Language :

PENANDATANGANAN NOTA KESEPAHAMAN ANTARA DIREKTORAT JENDERAL KERJASAMA ASEAN DAN UNIVERSITAS INTERNASIONAL BATAM ASEAN 50 : CAPAIAN DAN TANTANGAN



PENANDATANGANAN NOTA KESEPAHAMAN ANTARA DIREKTORAT JENDERAL KERJASAMA ASEAN DAN UNIVERSITAS INTERNASIONAL BATAM ASEAN 50 : CAPAIAN DAN TANTANGAN

(03/11-UIB) Batam- Universitas Internasional Batam (UIB) resmi memiliki Pusat Studi ASEAN (PSA) setelah Direktorat Jenderal (Ditjen) Kerjasama ASEAN, Kementerian Luar Negeri melakukan penandatanganan Nota Kesepahaman (MoU) tentang kerja sama bidang pendidikan, penelitian dan pengabdian kepada masyarakat dengan Universitas Internasional Batam (UIB).

“Kami dari Ditjen Kerjasama ASEAN Kementerian Luar Negeri punya tujuan untuk mensosialisasikan tentang ASEAN ke daerah-daerah di Indonesia. Batam sebagai salah satu wilayah terdepan Indonesia, tentu menjadi perhatian khusus bagi kami.  Kerjasama ini untuk mendorong peningkatan pemahaman masyarakat Indonesia, khususnya masyarakat Batam terhadap ASEAN,” ujar Sekretaris Ditjen Kerja Sama ASEAN,  Ashariyadi.
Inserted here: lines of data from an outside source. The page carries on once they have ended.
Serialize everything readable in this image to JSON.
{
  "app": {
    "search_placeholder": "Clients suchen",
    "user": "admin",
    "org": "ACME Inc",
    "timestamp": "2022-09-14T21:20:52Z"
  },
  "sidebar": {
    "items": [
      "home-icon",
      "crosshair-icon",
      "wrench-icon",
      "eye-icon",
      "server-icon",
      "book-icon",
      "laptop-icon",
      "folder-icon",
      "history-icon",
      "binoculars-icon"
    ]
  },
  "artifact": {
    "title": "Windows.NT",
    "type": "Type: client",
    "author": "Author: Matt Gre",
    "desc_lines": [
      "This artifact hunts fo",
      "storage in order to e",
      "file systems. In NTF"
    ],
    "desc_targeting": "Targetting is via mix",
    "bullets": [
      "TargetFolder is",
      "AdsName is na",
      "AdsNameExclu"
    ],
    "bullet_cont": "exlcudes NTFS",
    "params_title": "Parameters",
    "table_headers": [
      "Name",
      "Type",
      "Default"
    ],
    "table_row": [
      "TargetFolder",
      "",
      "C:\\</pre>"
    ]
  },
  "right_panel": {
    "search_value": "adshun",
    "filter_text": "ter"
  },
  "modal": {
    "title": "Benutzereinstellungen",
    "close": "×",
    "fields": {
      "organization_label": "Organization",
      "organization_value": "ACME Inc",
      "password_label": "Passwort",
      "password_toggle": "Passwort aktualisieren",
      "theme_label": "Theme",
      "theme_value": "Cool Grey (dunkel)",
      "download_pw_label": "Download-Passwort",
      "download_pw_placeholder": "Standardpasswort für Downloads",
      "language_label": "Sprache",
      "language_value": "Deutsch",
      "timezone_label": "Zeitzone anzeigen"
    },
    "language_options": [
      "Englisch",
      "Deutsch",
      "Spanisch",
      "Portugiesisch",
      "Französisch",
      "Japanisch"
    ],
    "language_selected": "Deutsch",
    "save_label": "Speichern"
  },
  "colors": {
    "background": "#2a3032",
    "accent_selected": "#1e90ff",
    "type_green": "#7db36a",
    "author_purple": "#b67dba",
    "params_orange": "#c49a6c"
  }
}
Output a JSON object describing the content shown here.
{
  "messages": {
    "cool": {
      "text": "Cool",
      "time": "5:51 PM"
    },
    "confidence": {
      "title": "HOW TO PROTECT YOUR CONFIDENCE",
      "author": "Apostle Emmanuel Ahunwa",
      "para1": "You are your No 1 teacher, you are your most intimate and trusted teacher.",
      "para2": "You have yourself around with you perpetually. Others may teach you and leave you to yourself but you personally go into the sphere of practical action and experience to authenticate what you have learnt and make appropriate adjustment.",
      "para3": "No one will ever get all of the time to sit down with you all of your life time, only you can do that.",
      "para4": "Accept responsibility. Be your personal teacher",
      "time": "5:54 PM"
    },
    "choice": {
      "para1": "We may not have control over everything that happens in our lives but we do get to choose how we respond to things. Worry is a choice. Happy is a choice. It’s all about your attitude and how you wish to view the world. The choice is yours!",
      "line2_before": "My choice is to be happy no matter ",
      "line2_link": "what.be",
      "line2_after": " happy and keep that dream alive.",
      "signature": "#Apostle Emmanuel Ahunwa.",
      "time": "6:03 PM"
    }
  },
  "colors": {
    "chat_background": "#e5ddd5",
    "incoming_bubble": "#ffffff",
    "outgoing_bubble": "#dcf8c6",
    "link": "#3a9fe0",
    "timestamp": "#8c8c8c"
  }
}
Lebih lanjut, beliau menambahkan bahwa  kerja sama dilakukan pihaknya dengan UIB karena UIB telah menjalin banyak kerjasama dengan negara-negara lain, bahkan tidak hanya dengan negara tetangga saja, sehingga ke depannya UIB dianggap sangat layak untuk  menjadi  salah satu ASEAN University.

Hal senada juga diungkapkan oleh Rektor UIB, Prof. Handoko Karjantoro, CPA yang berucap, “ UIB merupakan perguruan tinggi di Provinsi Kepulauan Riau yang paling banyak menjalin kerja sama dengan luar negeri, tidak hanya negara-negara yang tergabung di ASEAN.  Awalnya memang hanya di ASEAN, tapi sekarang sudah ASEAN plus.”
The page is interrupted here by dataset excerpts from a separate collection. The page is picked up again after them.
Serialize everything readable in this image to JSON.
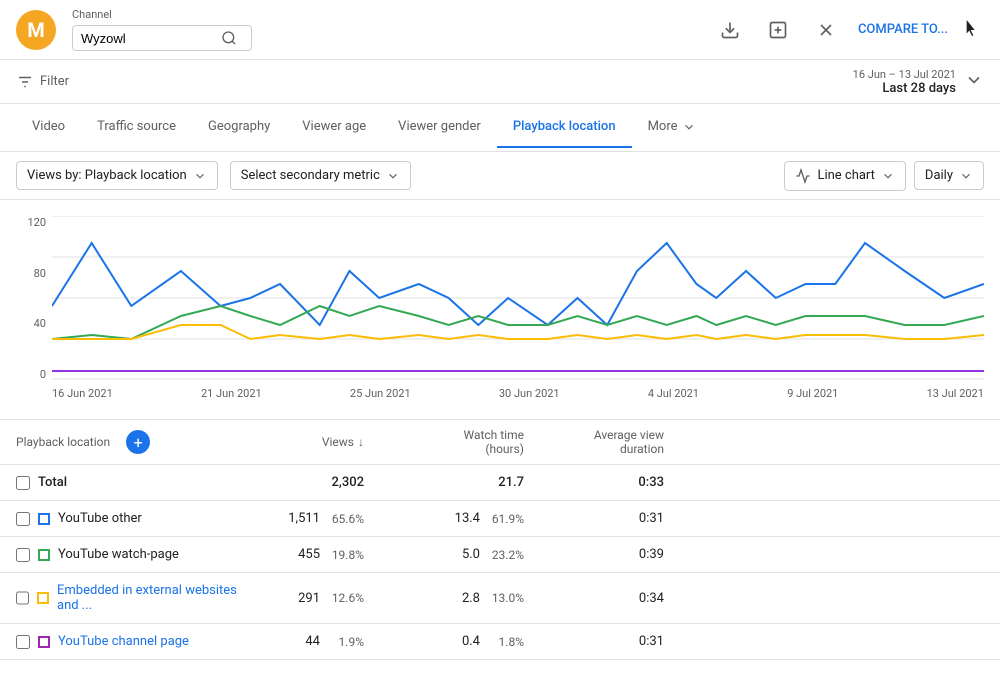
{
  "header": {
    "channel_label": "Channel",
    "search_value": "Wyzowl",
    "search_placeholder": "Search",
    "compare_label": "COMPARE TO...",
    "icons": [
      "download",
      "flag",
      "close"
    ]
  },
  "filter_bar": {
    "filter_label": "Filter",
    "date_range": "16 Jun – 13 Jul 2021",
    "date_period": "Last 28 days"
  },
  "tabs": {
    "items": [
      {
        "label": "Video",
        "active": false
      },
      {
        "label": "Traffic source",
        "active": false
      },
      {
        "label": "Geography",
        "active": false
      },
      {
        "label": "Viewer age",
        "active": false
      },
      {
        "label": "Viewer gender",
        "active": false
      },
      {
        "label": "Playback location",
        "active": true
      },
      {
        "label": "More",
        "active": false
      }
    ]
  },
  "controls": {
    "primary_metric": "Views by: Playback location",
    "secondary_metric": "Select secondary metric",
    "chart_type": "Line chart",
    "granularity": "Daily"
  },
  "chart": {
    "y_labels": [
      "120",
      "80",
      "40",
      "0"
    ],
    "x_labels": [
      "16 Jun 2021",
      "21 Jun 2021",
      "25 Jun 2021",
      "30 Jun 2021",
      "4 Jul 2021",
      "9 Jul 2021",
      "13 Jul 2021"
    ]
  },
  "table": {
    "title": "Playback location",
    "add_btn": "+",
    "columns": [
      {
        "label": "Views",
        "sortable": true
      },
      {
        "label": "Watch time\n(hours)"
      },
      {
        "label": "Average view\nduration"
      }
    ],
    "total_row": {
      "label": "Total",
      "views": "2,302",
      "watch_time": "21.7",
      "avg_duration": "0:33"
    },
    "rows": [
      {
        "color": "blue",
        "label": "YouTube other",
        "views": "1,511",
        "views_pct": "65.6%",
        "watch_time": "13.4",
        "watch_time_pct": "61.9%",
        "avg_duration": "0:31"
      },
      {
        "color": "green",
        "label": "YouTube watch-page",
        "views": "455",
        "views_pct": "19.8%",
        "watch_time": "5.0",
        "watch_time_pct": "23.2%",
        "avg_duration": "0:39"
      },
      {
        "color": "orange",
        "label": "Embedded in external websites and ...",
        "views": "291",
        "views_pct": "12.6%",
        "watch_time": "2.8",
        "watch_time_pct": "13.0%",
        "avg_duration": "0:34",
        "is_link": true
      },
      {
        "color": "purple",
        "label": "YouTube channel page",
        "views": "44",
        "views_pct": "1.9%",
        "watch_time": "0.4",
        "watch_time_pct": "1.8%",
        "avg_duration": "0:31",
        "is_link": true
      }
    ]
  },
  "colors": {
    "blue": "#1a73e8",
    "green": "#34a853",
    "orange": "#fbbc04",
    "purple": "#9334e6",
    "accent": "#1a73e8"
  }
}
Rektor UIB, Prof. Handoko Karjantoro, CPA juga menambahkan, “Cukup banyak mahasiswa UIB yang dikirim untuk melakukan Summer/Winter Camp, Credit Transfer, dan Double Degree Program  di antaranya ke Korea, Thailand, Vietnam dan Cina. Selain itu, UIB merupakan satu-satunya Perguruan Tinggi di Provinsi Kepulauan Riau yang dipercaya untuk menerima mahasiswa dari negara lain dalam program Darmasiswa diantaranya dari Italia, Ukraina, Malaysia dan Vietnam. Jadi, sangat cocok sekali jika Kementerian Luar Negeri bekerjasama dengan UIB “.
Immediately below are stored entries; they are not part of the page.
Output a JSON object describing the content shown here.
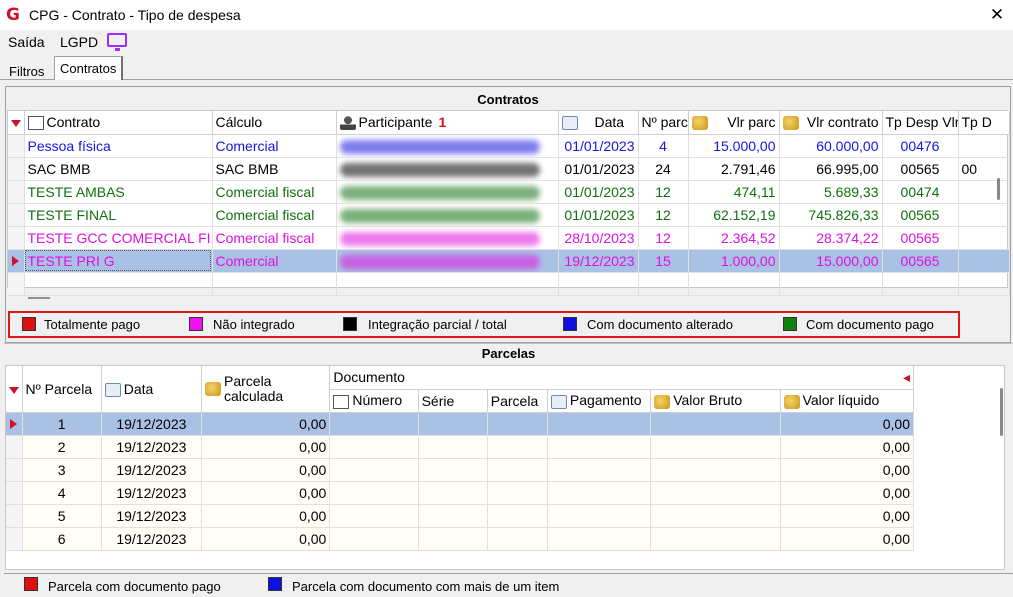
{
  "window": {
    "title": "CPG - Contrato - Tipo de despesa",
    "close_glyph": "✕",
    "logo_glyph": "G"
  },
  "menu": {
    "saida": "Saída",
    "lgpd": "LGPD"
  },
  "tabs": {
    "filtros": "Filtros",
    "contratos": "Contratos"
  },
  "contratos": {
    "title": "Contratos",
    "columns": [
      "Contrato",
      "Cálculo",
      "Participante",
      "Data",
      "Nº parc",
      "Vlr parc",
      "Vlr contrato",
      "Tp Desp Vlr",
      "Tp D"
    ],
    "sort_marker": "1",
    "rows": [
      {
        "contrato": "Pessoa física",
        "calculo": "Comercial",
        "data": "01/01/2023",
        "nparc": "4",
        "vlr_parc": "15.000,00",
        "vlr_contrato": "60.000,00",
        "tp_desp": "00476",
        "tp_d": "",
        "color": "#1515e0"
      },
      {
        "contrato": "SAC BMB",
        "calculo": "SAC BMB",
        "data": "01/01/2023",
        "nparc": "24",
        "vlr_parc": "2.791,46",
        "vlr_contrato": "66.995,00",
        "tp_desp": "00565",
        "tp_d": "00",
        "color": "#000000"
      },
      {
        "contrato": "TESTE AMBAS",
        "calculo": "Comercial fiscal",
        "data": "01/01/2023",
        "nparc": "12",
        "vlr_parc": "474,11",
        "vlr_contrato": "5.689,33",
        "tp_desp": "00474",
        "tp_d": "",
        "color": "#107010"
      },
      {
        "contrato": "TESTE FINAL",
        "calculo": "Comercial fiscal",
        "data": "01/01/2023",
        "nparc": "12",
        "vlr_parc": "62.152,19",
        "vlr_contrato": "745.826,33",
        "tp_desp": "00565",
        "tp_d": "",
        "color": "#107010"
      },
      {
        "contrato": "TESTE GCC COMERCIAL FI...",
        "calculo": "Comercial fiscal",
        "data": "28/10/2023",
        "nparc": "12",
        "vlr_parc": "2.364,52",
        "vlr_contrato": "28.374,22",
        "tp_desp": "00565",
        "tp_d": "",
        "color": "#e010e0"
      },
      {
        "contrato": "TESTE PRI G",
        "calculo": "Comercial",
        "data": "19/12/2023",
        "nparc": "15",
        "vlr_parc": "1.000,00",
        "vlr_contrato": "15.000,00",
        "tp_desp": "00565",
        "tp_d": "",
        "color": "#e010e0"
      }
    ]
  },
  "legend": [
    {
      "label": "Totalmente pago",
      "color": "#e01010"
    },
    {
      "label": "Não integrado",
      "color": "#f010f0"
    },
    {
      "label": "Integração parcial / total",
      "color": "#000000"
    },
    {
      "label": "Com documento alterado",
      "color": "#1010e0"
    },
    {
      "label": "Com documento pago",
      "color": "#108010"
    }
  ],
  "parcelas": {
    "title": "Parcelas",
    "col_nparcela": "Nº Parcela",
    "col_data": "Data",
    "col_parcela_calc_1": "Parcela",
    "col_parcela_calc_2": "calculada",
    "group_documento": "Documento",
    "doc_cols": [
      "Número",
      "Série",
      "Parcela",
      "Pagamento",
      "Valor Bruto",
      "Valor líquido"
    ],
    "rows": [
      {
        "n": "1",
        "data": "19/12/2023",
        "calc": "0,00",
        "liquido": "0,00"
      },
      {
        "n": "2",
        "data": "19/12/2023",
        "calc": "0,00",
        "liquido": "0,00"
      },
      {
        "n": "3",
        "data": "19/12/2023",
        "calc": "0,00",
        "liquido": "0,00"
      },
      {
        "n": "4",
        "data": "19/12/2023",
        "calc": "0,00",
        "liquido": "0,00"
      },
      {
        "n": "5",
        "data": "19/12/2023",
        "calc": "0,00",
        "liquido": "0,00"
      },
      {
        "n": "6",
        "data": "19/12/2023",
        "calc": "0,00",
        "liquido": "0,00"
      }
    ]
  },
  "bottom_legend": [
    {
      "label": "Parcela com documento pago",
      "color": "#e01010"
    },
    {
      "label": "Parcela com documento com mais de um item",
      "color": "#1010e0"
    }
  ]
}
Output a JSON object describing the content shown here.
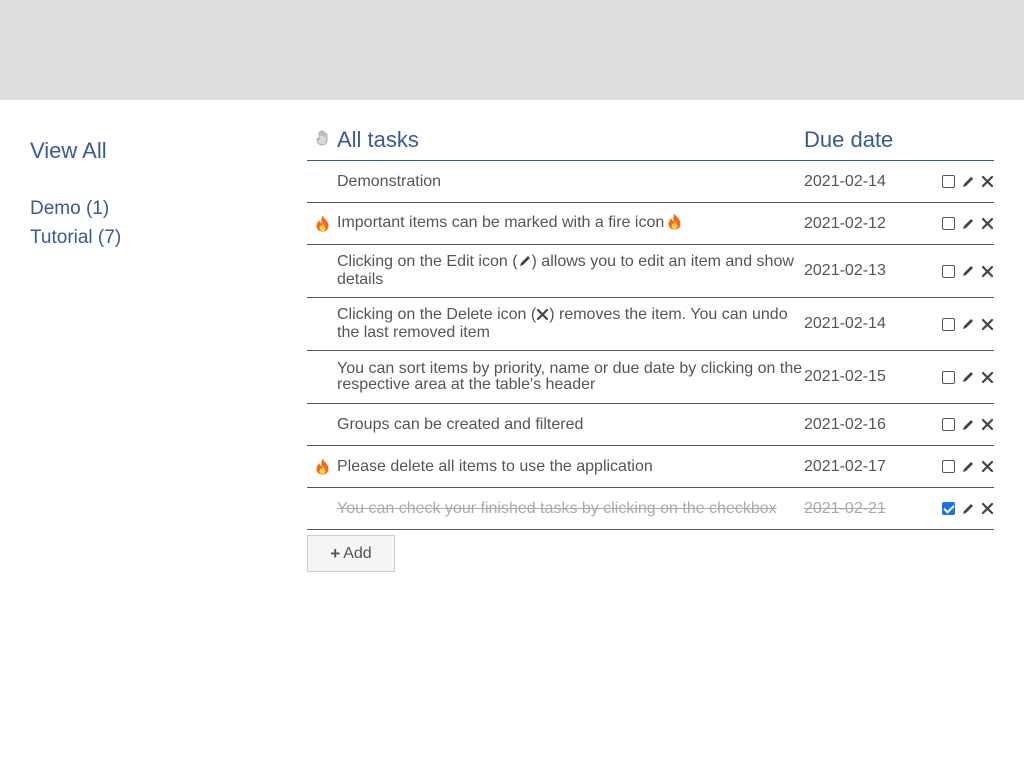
{
  "sidebar": {
    "view_all": "View All",
    "groups": [
      {
        "label": "Demo (1)"
      },
      {
        "label": "Tutorial (7)"
      }
    ]
  },
  "table": {
    "header_name": "All tasks",
    "header_date": "Due date",
    "rows": [
      {
        "name": "Demonstration",
        "date": "2021-02-14",
        "fire": false,
        "done": false
      },
      {
        "name": "Important items can be marked with a fire icon",
        "date": "2021-02-12",
        "fire": true,
        "done": false
      },
      {
        "name_pre": "Clicking on the Edit icon (",
        "name_post": ") allows you to edit an item and show details",
        "date": "2021-02-13",
        "fire": false,
        "done": false
      },
      {
        "name_pre": "Clicking on the Delete icon (",
        "name_post": ") removes the item. You can undo the last removed item",
        "date": "2021-02-14",
        "fire": false,
        "done": false
      },
      {
        "name": "You can sort items by priority, name or due date by clicking on the respective area at the table's header",
        "date": "2021-02-15",
        "fire": false,
        "done": false
      },
      {
        "name": "Groups can be created and filtered",
        "date": "2021-02-16",
        "fire": false,
        "done": false
      },
      {
        "name": "Please delete all items to use the application",
        "date": "2021-02-17",
        "fire": true,
        "done": false
      },
      {
        "name": "You can check your finished tasks by clicking on the checkbox",
        "date": "2021-02-21",
        "fire": false,
        "done": true
      }
    ]
  },
  "add_button": {
    "plus": "+",
    "label": "Add"
  },
  "icons": {
    "header_priority": "hand-icon",
    "fire": "fire-icon",
    "edit": "pencil-icon",
    "delete": "close-icon"
  },
  "colors": {
    "topbar": "#dddddd",
    "accent": "#3a5a94",
    "text": "#555555",
    "done_text": "#aaaaaa",
    "checkbox_checked": "#1a73e8"
  }
}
Sehubungan dengan itu,  dengan dibentuknya Pusat Studi ASEAN di UIB, Ashariyadi berharap  agar para mahasiswa UIB nantinya bisa menjadi kader untuk memberikan pemahaman mengenai ASEAN kepada masyarakat. Selain itu ia juga meminta para dosen di UIB dapat melakukan riset terhadap ASEAN. “Saya yakin masyarakat Batam peduli terhadap ASEAN. Mudah-mudahan kerjasama ini bisa kita isi sama-sama sesuai dengan Tri Dharma perguruan tinggi,” tuturnya.